Finansa Securities is 100% held by FSS International Securities, an investment advisor. FSS International Securities is 89.99% held by Finansia Syrus Securities, of which Chaval Chearavanont holds 1.63%. Chatchaval Chearavanont, who is the father of Chaval Chearavanont, holds the position of Chairman of the Board of Directors, and Chatchaval Chearavanont concurrently holds the position of Executive Director in TRUE, otherwise one of the parties requesting the merger.

This is a breach of the rules of engagement set forth by the NBTC which forbids any connected parties to be involved in the opinion of the merging entities.

In the last paragraph of Section 10 of the NBTC announcement of 2018, in the matter of measures to regulate and oversee businesses, it is written that, “The Secretary-General of NBTC appoints an independent advisor with qualifications pursuant to the appendix to this Announcement, for preparing an opinion on the issue of the business merger.”

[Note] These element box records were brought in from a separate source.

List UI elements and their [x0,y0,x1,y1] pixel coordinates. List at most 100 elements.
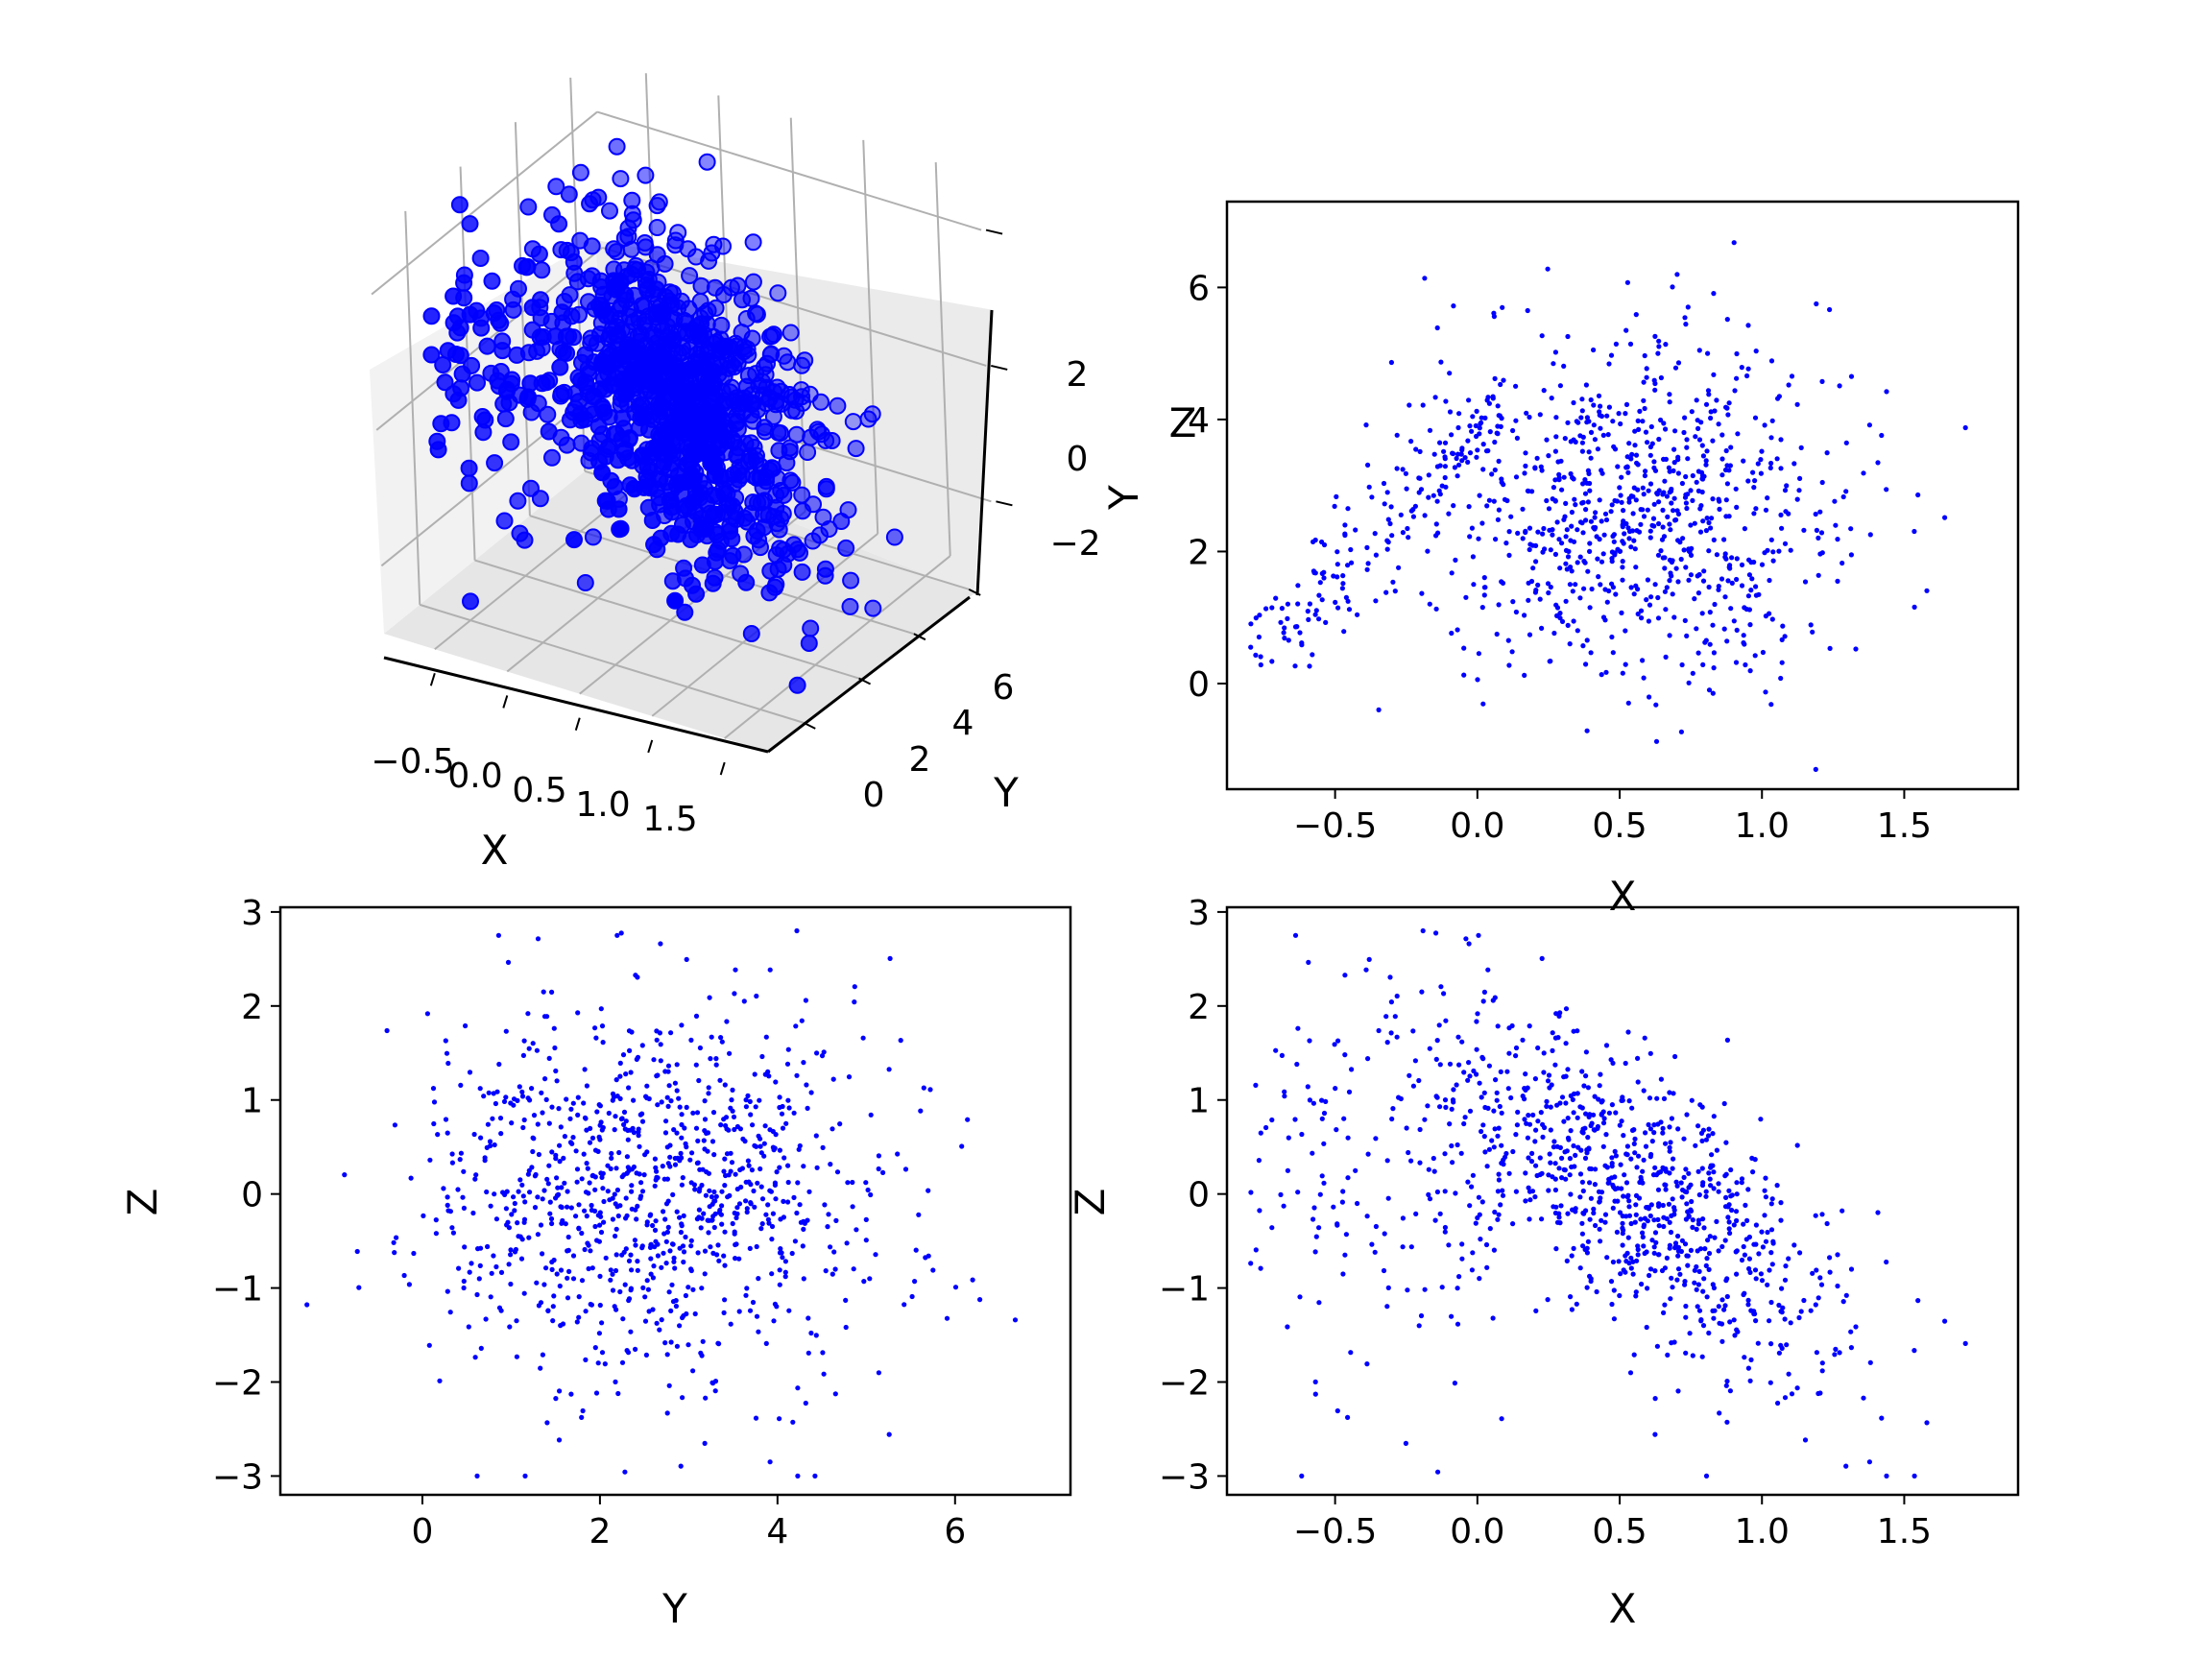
data-point [729,276,747,295]
data-point [653,458,671,476]
data-point [1253,652,1259,659]
data-point [1530,565,1536,571]
data-point [667,1248,673,1254]
data-point [1539,955,1545,962]
x-tick-label-3d: 1.5 [642,800,697,839]
data-point [1652,333,1658,339]
data-point [1667,489,1672,495]
data-point [1819,1360,1825,1366]
data-point [601,1219,607,1225]
data-point [1442,1151,1448,1157]
data-point [1381,1267,1387,1274]
tick-mark-3d [985,228,1003,235]
data-point [517,1177,523,1183]
data-point [770,1144,777,1150]
y-tick-label: −3 [212,1457,263,1497]
data-point [562,1134,568,1140]
data-point [663,1261,669,1266]
data-point [547,1199,553,1205]
data-point [1681,1174,1687,1180]
data-point [678,1229,685,1236]
data-point [750,1299,757,1306]
data-point [1340,573,1346,579]
data-point [600,1040,606,1046]
data-point [1462,455,1468,461]
data-point [782,1269,788,1275]
data-point [756,1329,761,1334]
data-point [1647,1095,1653,1101]
data-point [1685,1262,1691,1268]
data-point [1915,1298,1921,1304]
data-point [556,1437,563,1443]
data-point [1587,1216,1593,1222]
data-point [1722,1238,1728,1243]
data-point [1438,984,1444,990]
data-point [1721,1100,1727,1107]
data-point [1660,555,1666,561]
data-point [1651,1217,1657,1223]
plot-frame-x-z [1225,905,2020,1497]
data-point [568,1391,574,1397]
data-point [1817,509,1823,515]
data-point [623,1118,629,1124]
data-point [1672,1240,1679,1246]
data-point [1695,1217,1701,1223]
data-point [1312,537,1318,543]
data-point [606,1110,612,1117]
data-point [1652,582,1658,588]
data-point [1490,998,1496,1003]
data-point [1747,622,1753,628]
data-point [549,989,555,995]
data-point [826,1212,831,1217]
data-point [1700,518,1706,524]
data-point [1513,474,1520,480]
data-point [531,1113,538,1118]
data-point [1645,440,1650,445]
data-point [766,1073,772,1079]
data-point [1685,456,1691,462]
data-point [1321,569,1327,575]
data-point [1564,1258,1570,1263]
data-point [1526,597,1531,603]
data-point [553,1068,559,1074]
data-point [1427,427,1433,433]
data-point [597,1137,603,1142]
points-x-z [1248,927,1968,1479]
data-point [1733,1209,1740,1214]
data-point [1480,1056,1486,1062]
data-point [1532,1139,1538,1144]
data-point [1605,432,1611,438]
data-point [832,1266,838,1272]
data-point [648,197,666,215]
data-point [1321,1180,1327,1186]
data-point [1256,1158,1262,1164]
data-point [1561,517,1567,522]
data-point [1434,325,1440,331]
data-point [734,1205,740,1211]
data-point [565,252,583,271]
data-point [1646,618,1651,624]
data-point [529,1086,535,1092]
data-point [1600,551,1606,557]
data-point [1586,419,1592,424]
data-point [728,446,746,465]
data-point [769,284,787,302]
data-point [1642,352,1647,359]
data-point [1597,409,1602,415]
data-point [785,1163,791,1168]
data-point [429,441,447,459]
data-point [1340,581,1346,587]
data-point [1611,539,1617,544]
data-point [785,1097,791,1103]
data-point [842,571,860,589]
data-point [1660,507,1666,514]
data-point [1552,551,1558,558]
data-point [1911,1473,1917,1479]
data-point [1635,1079,1641,1085]
data-point [730,1220,735,1227]
data-point [729,1097,734,1103]
data-point [477,1086,483,1092]
data-point [1492,375,1498,381]
data-point [1565,420,1571,425]
data-point [580,1407,586,1414]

In the appendix, the independent advisor must, “Be independent and have no connection or stake holding with the licensee, or persons with authority to control the licensee, or other licensees merging their business with the licensee, or persons with authority to control that licensee.” In section 2.2, “… it does not have shares held by a licensee or persons with authority to control the licensee, or business units in the licensee’s group, or subsidiary companies of the licensee, or a judicial person who may be in conflict with the licensee, or persons with authority to control the licensee.”

Therefore, Finansa Securities lacks qualification in the matter of independence and may not fulfill its obligations as an independent advisor, which would provide an opinion for the considerations of NBTC, pursuant to the Announcement on business mergers of 2018. This is because Chatchaval is the chairman of a company which has an indirect shareholding in Finansa Securities of 89.99% and would inevitably present an opinion to the NBTC in the matter of the merger, which would be of benefit to the parties requesting the merger.

In regards to the working procedure of the independent advisor with the Office of the NBTC, it was found that Finansa Securities, which had been appointed, normally was required to perform studies, discover information and give various opinions as ordered for action by NBTC, but it appeared that when Finansa Securities had submitted the report of its opinions to the Office of the NBTC to consider, the Office of the NBTC had the opinion that on some issues, the information was incomplete and requested additional study, otherwise it would be considered an invalid report.

However, Finansa Securities refused to undertake this, despite the Office of the NBTC’s statement to TRUE and DTAC. Eventually, through the assistance of the Office of the NBTC for the deal to proceed successfully, the Office of the NBTC became the party conducting its study and making additions to the report itself instead of the independent advisor. For this reason, NBTC was not able to use this report to support their considerations. The independent advisor was required to make additions, otherwise it would be an incorrect report, and incomplete according to the procedure stipulated in the Announcement.

Therefore Ekachai said, that he wants to request the NBTC board to consider revoking the appointment of Finansa Securities Co., Ltd. as an independent advisor to prepare opinions supporting considerations of the merger on this occasion, and appoint an independent advisor who was completely qualified pursuant to the Announcement on business mergers of 2018, and who would be genuinely independent, without any interference from or conflict of interest with the group of companies requesting the merger.